Le sondage accorde 33% des voix des électeurs nantais à Johanna Rolland, « un point et demi de moins qu’à l’élection de 2014 », ce qui indiquerait « son enracinement local ». Mais face à qui ? Là est la faille du sondage : du côté de La République en marche (LREM), il ne teste qu’une personnalité, Sophie Errante. Cette « marcheuse » pas très sûre de son itinéraire élue députée LREM du vignoble nantais en 2017 était précédemment… députée PS de la même circonscription.

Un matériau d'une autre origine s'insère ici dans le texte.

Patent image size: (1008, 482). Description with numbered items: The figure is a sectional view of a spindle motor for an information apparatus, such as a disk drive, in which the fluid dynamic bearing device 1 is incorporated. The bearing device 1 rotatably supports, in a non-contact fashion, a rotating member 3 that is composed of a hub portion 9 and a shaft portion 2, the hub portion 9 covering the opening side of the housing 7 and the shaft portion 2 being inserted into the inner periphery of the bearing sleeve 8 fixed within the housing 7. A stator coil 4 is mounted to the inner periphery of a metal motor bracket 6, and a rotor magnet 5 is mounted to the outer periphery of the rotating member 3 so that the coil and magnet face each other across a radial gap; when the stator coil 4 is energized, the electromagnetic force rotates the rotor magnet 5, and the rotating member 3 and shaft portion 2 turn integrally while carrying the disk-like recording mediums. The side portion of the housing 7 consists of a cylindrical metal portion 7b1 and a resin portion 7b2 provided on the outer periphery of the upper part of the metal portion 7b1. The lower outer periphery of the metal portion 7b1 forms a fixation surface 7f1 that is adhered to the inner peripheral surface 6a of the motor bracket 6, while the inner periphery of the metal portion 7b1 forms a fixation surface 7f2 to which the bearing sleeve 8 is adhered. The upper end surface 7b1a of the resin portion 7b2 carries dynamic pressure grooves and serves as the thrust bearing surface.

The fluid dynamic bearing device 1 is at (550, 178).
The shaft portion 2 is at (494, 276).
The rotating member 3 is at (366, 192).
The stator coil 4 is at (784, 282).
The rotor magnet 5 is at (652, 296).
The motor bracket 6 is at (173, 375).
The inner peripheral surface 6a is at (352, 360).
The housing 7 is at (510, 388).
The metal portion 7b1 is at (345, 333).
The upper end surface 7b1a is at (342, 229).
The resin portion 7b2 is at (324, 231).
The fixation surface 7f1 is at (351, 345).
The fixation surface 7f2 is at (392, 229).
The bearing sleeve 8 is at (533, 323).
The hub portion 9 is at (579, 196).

Anciennement maire de La Chapelle-Heulin, elle a certes proclamé sa candidature à Nantes – avec une belle bourde à la clé – mais n’est pas la seule candidate possible. Et sûrement pas la plus connue. Il y a aussi Valérie Oppelt, Hervé Grélard, Emmanuelle Bouchaud… ou même François de Rugy. Le ministre de l’Environnement a dit qu’il ne serait pas présent aux municipales mais semble rester en embuscade. Témoin sa réaction cinglante à l’idée émise par Johanna Rolland de rendre gratuits les transports le week-end.

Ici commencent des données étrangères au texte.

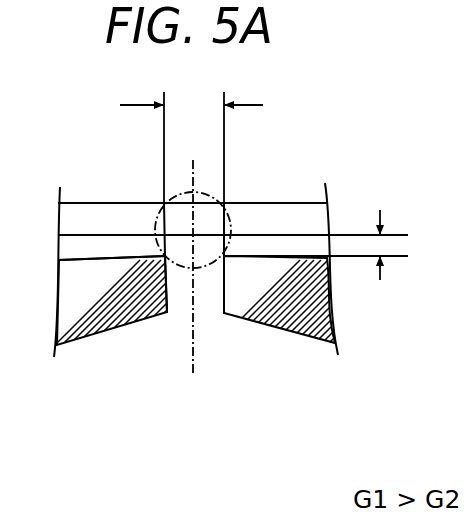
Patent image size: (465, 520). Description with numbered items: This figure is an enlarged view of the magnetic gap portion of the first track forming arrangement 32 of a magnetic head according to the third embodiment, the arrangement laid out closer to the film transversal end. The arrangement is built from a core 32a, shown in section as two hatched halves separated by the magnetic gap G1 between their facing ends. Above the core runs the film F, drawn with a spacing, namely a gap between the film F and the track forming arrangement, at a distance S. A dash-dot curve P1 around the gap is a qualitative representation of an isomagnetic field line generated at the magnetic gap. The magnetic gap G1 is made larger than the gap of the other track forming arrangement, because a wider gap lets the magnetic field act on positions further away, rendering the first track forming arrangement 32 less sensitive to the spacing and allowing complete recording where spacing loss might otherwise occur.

Mais la vraie cible du sondage n’est pas En Marche, c’est EELV, donné à 23%. Selon Frédéric Dabi, directeur général adjoint de l’IFOP, « EELV n’est aujourd’hui pas en situation de bousculer » Johanna Rolland, mais « dans l’hypothèse d’un accord entre PS et EELV la liste commune arriverait à 51% ».
La manœuvre est donc cousue de fil blanc : éliminer artificiellement le risque LREM en basant un sondage sur la candidate la moins connue à Nantes, puis ne prévoir de second tour qu’entre cette candidate et Johanna Rolland. Pourtant, bien d’autres scénarios sont possibles. En particulier, rien ne dit qu’EELV, qui a obtenu près d’un quart des voix à Nantes aux élections européennes, acceptera de venir au secours de Johanna Rolland. Poser cette dernière en incontournable n’est pas crédible alors que le PS s’est pris une veste monumentale aux européennes sur la ville.

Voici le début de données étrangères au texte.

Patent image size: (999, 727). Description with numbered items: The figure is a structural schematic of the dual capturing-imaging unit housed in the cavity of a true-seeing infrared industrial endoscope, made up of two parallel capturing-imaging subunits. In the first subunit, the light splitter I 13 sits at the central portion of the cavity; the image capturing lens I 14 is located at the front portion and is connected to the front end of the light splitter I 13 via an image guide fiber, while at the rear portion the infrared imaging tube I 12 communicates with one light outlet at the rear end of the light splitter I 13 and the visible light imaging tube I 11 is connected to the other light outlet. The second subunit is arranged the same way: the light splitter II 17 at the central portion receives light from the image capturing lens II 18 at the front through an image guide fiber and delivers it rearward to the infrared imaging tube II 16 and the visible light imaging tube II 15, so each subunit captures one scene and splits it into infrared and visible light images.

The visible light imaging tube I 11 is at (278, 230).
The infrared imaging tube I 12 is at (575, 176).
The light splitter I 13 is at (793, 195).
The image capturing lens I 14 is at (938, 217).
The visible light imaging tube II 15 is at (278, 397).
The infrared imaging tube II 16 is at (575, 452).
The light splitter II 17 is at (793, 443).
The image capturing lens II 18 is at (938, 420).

Le PS pèse encore mais devient pesant
Même si les européennes ne sont pas les municipales, les résultats dans les bureaux de vote du centre-ville sont assez clairs : Johanna Rolland n’est absolument pas indéboulonnable. Avec plus de 60% de participation dans certains bureaux, les Verts sont souvent en tête à plus de 30%, et En Marche juste derrière à 15-20%. La situation est inverse dans d’autres bureaux ; en périphérie et dans les quartiers sensibles, la participation s’effondre, mais les voix se tournent vers le RN et non le PS.
La démonstration est claire : alors que la droite LR risque fort de ne faire que de la figuration, l’électorat de Johanna Rolland a basculé en grande partie chez les Verts et En Marche. Les uns et les autres pourraient prendre la ville seuls sans se laisser plomber par un PS en difficulté. Ce que certains envisagent ouvertement dans les états-majors respectifs des deux partis.
Il faudra donc probablement plus d’un sondage pour convaincre les Verts – ou En Marche – de renoncer à leurs ambitions et leur liberté. La mairie a commencé déjà à mettre en scène le bilan de Johanna Rolland, seul capable de donner une prime au sortant. Peu probable qu’on y trouve l’abattage massif d’arbres – curieuse vision de l’écologie urbaine – ou la hausse très nette de la délinquance et notamment des viols.